I worked up three of the borders and got them attached (except for the hand-stitching) before we visited my mother-in-law for a week. I finished up the hand-sewing while there and fully intended to finish that final border and the hand-sewing and binding last weekend. BUT... the lunar eclipse got in the way. Ha ha!

Yes, both photos are real. I photographically captured the perfectly silhouetted deer on the hillside a couple of weeks ago, and I digitally stitched that photo and one of my eclipse photos together to make a greeting card. But now it's time to get back to that quilt...

For the borders, I cut my leftover 2- and 2.5-inch strips into 10-inch segments and randomly pieced them to fit the two long sides of the quilt, trying to make sure I didn't have duplicates too close together. I sandwiched and quilted the two side borders, again leaving about an inch on either side unstitched, then attached the strips in the same method as I joined the blocks and rows. I then repeated the process to create borders long enough to fit the top and bottom of the quilt, then used strip scraps to create four 10-inch log cabin corners. (I even used scraps to make some of the inch-or-so-too-short border strips long enough!

I must have been half asleep or super stressed when I finished the quilt block that didn't fit and the final border section. Each was significantly short and already quilted. Both were fixed by adding strip fabric and batting remnants along the edge. Not picture perfect, but both saved me from picking out the quilting.

I also found an acid hole in one of the batik strips as I was quilting. I couldn't undo everything at that point to replace the strip, so I top-stitched on yet another appliqué patch (which I plucked from the scrap box without even looking) as I quilted. I think it adds personality to the quilt.

Finishing the borders gave me such liberation!

* While I was pinning the final border section, I realized why I did that weird middle bottom block the way I did, with borders on two sides. The backing fabric is my favorite fabric of the entire quilt, and I wanted to use every inch of it I could. I don't remember who sent me that fat quarter as my reward for finishing a quilt so many years ago, but, oh, how thankful I am for that gorgeous fabric! I never get tired of looking at and admiring it! It's like having a poem on the back of the quilt!

After joining the final border, I squared up the edges all around and bound the quilt with leftover binding I made for previous quilts with green batiks. I was about 14 inches shy of binding the whole quilt, so I added in one of four leftover 3-inch floral batik strips from other projects. And then the needle broke just eight inches from completion. The tip of the needle got buried in the quilt, and I had to dig it out. Then find my sewing machine needles; I'd accidentally buried them in a zipper box while spring cleaning.

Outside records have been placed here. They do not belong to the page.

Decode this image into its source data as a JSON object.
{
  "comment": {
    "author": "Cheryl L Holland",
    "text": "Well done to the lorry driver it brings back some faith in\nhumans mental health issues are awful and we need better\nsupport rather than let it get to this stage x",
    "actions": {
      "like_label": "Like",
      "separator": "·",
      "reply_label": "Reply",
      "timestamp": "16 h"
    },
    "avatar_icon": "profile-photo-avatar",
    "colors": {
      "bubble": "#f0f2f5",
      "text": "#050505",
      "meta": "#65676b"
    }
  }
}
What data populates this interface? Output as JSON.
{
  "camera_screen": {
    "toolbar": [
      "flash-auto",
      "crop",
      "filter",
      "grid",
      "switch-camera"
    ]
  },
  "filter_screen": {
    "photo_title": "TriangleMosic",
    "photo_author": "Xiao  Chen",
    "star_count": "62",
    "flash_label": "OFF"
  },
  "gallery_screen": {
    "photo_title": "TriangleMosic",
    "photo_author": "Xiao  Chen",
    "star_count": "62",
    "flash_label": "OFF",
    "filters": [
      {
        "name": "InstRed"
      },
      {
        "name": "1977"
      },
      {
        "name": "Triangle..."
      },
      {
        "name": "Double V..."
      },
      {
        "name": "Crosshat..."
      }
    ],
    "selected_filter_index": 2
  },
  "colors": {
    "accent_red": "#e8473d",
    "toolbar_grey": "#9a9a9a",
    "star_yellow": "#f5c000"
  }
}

Finally, the quilt was done!

The finished quilt measures 56 inches by 70 inches. Now it's big enough! All quilting was done with Signature cotton in Kelly Green. For this project, I used up one heck of a lot of odd-shaped scraps. Unfortunately (or fortunately, if I decide to make another one), I did not use them all. I think there are enough scraps to perhaps do another whole quilt or two!!!

I'm so tickled green to be done with this quilt. It began when I wasn't sure life would ever have joy again. It helped me remember I like quilting best when I design as I go. Now I have a finished masterpiece and joy, too. This quilt is a symbol of triumph and perseverance to me.

Linking up with Alycia Quilts.


  1. What a beauty!! and what an amazing learning experience!!!

  2. Oh, yes, Scrap Cobbler is the perfect name for a perfectly awesome scrappy quilt. I love it. Very creative!

  3. What a story. Thanks for sharing. It's a wonderful quilt and love the greens.